La Finlande, société primitive avancée ?

La Finlande est classée depuis plusieurs années comme le pays le plus compétitif du monde par les organismes spécialisés (par exemple le World Economic Forum, organisateur des sommets de Davos). Cette réussite repose sur plusieurs fondamentaux dans lesquels elle se classe aussi au tout premier rang mondial :

- une population très bien éduquée, et pour laquelle les effets des inégalités de revenu sont pratiquement inexistants ;

- une société faite de grande participation et transparence démocratique et de laquelle pratiquement toute corruption a été éliminée ;

- des capacités d’innovation remarquables faites de grand pragmatisme, investissant aussi bien les secteurs traditionnels que les secteurs de pointe, avec des dispositions d’esprit et des dispositifs organisationnels qui favorisent les coopérations université-industrie.

Ce sens communautaire et ce pragmatisme technologique ont été induits, à n’en pas douter, par les conditions climatiques très sévères dans lesquelles le peuple Finlandais a évolué tout au long de son histoire. Ils trouvent aussi leur raison d’être dans l’histoire singulière de la Finlande, confrontée au fil des siècles à des empires (Suède, Russie, Allemagne) qui l’ont occupée mais jamais conquise, et auxquels elle a résisté précisément en développant les ressources de sa population.
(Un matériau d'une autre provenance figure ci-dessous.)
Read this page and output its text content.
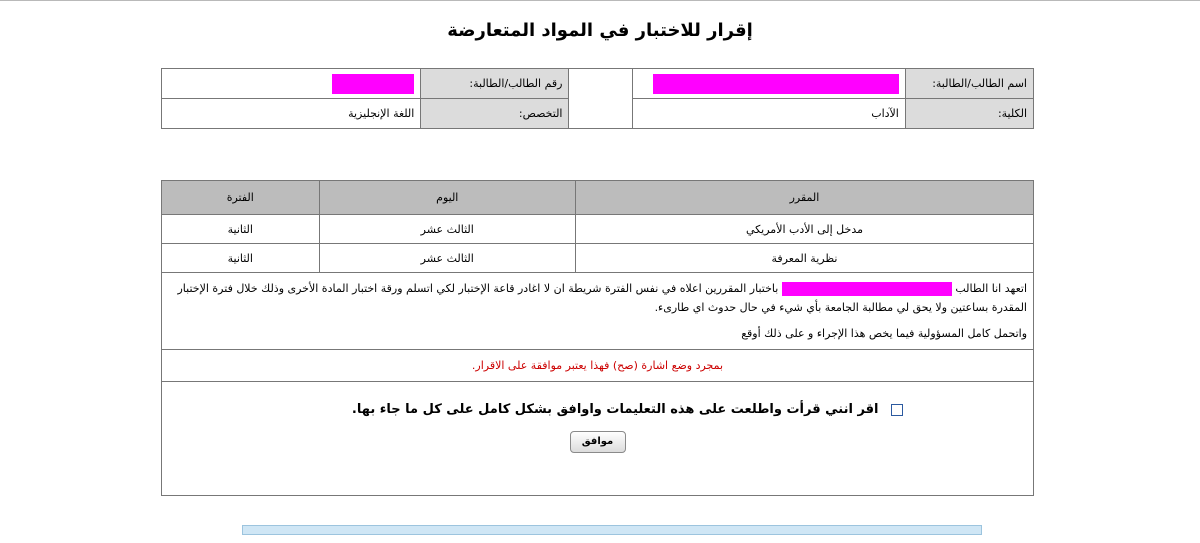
إقرار للاختبار في المواد المتعارضة
اسم الطالب/الطالبة:			رقم الطالب/الطالبة:	
الكلية:	الآداب		التخصص:	اللغة الإنجليزية
المقرر	اليوم	الفترة
مدخل إلى الأدب الأمريكي	الثالث عشر	الثانية
نظرية المعرفة	الثالث عشر	الثانية

اتعهد انا الطالب  باختبار المقررين اعلاه في نفس الفترة شريطة ان لا اغادر قاعة الإختبار لكي اتسلم ورقة اختبار المادة الأخرى وذلك خلال فترة الإختبار المقدرة بساعتين ولا يحق لي مطالبة الجامعة بأي شيء في حال حدوث اي طارىء.
واتحمل كامل المسؤولية فيما يخص هذا الإجراء و على ذلك أوقع		

بمجرد وضع اشارة (صح) فهذا يعتبر موافقة على الاقرار.		

اقر انني قرأت واطلعت على هذه التعليمات واوافق بشكل كامل على كل ما جاء بها.
موافق		
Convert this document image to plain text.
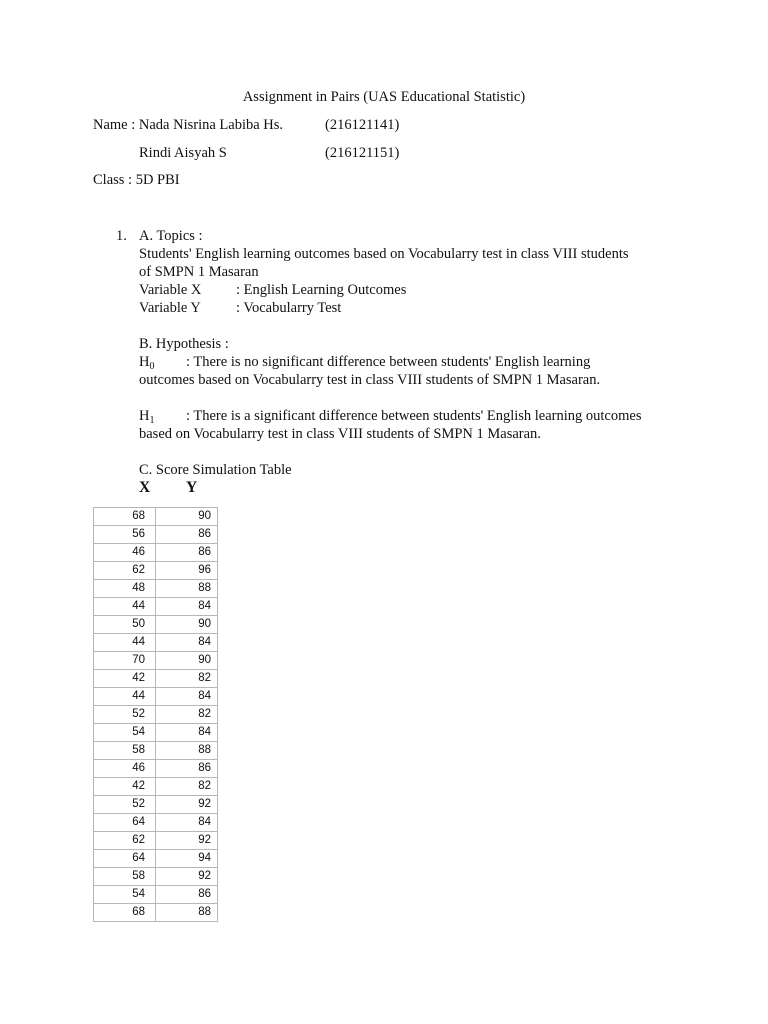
Assignment in Pairs (UAS Educational Statistic)
Name : Nada Nisrina Labiba Hs.	(216121141)
Rindi Aisyah S	(216121151)
Class : 5D PBI
1. A. Topics :
Students' English learning outcomes based on Vocabularry test in class VIII students
of SMPN 1 Masaran
Variable X : English Learning Outcomes
Variable Y : Vocabularry Test
B. Hypothesis :
$H_0$ : There is no significant difference between students' English learning
outcomes based on Vocabularry test in class VIII students of SMPN 1 Masaran.
$H_1$ : There is a significant difference between students' English learning outcomes
based on Vocabularry test in class VIII students of SMPN 1 Masaran.
C. Score Simulation Table
X Y
68	90
56	86
46	86
62	96
48	88
44	84
50	90
44	84
70	90
42	82
44	84
52	82
54	84
58	88
46	86
42	82
52	92
64	84
62	92
64	94
58	92
54	86
68	88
Fine pointe d’un courant migratoire d’origine asiatique, venu de l’est de l’Oural, qui a occupé le nord de l’Europe il y a 10 à 15.000 ans, le peuple Finnois a conservé un caractère de société primitive, et toutes les facultés qui y sont associées. Dans le même temps, en s’appuyant sur cette identité et en la cultivant, il s’est donné les moyens d’intégrer la modernité la plus avancée. Ainsi apparaît-il comme un « loup solitaire » d’un point de vue culturel, et c’est de cela dont il tire sa force.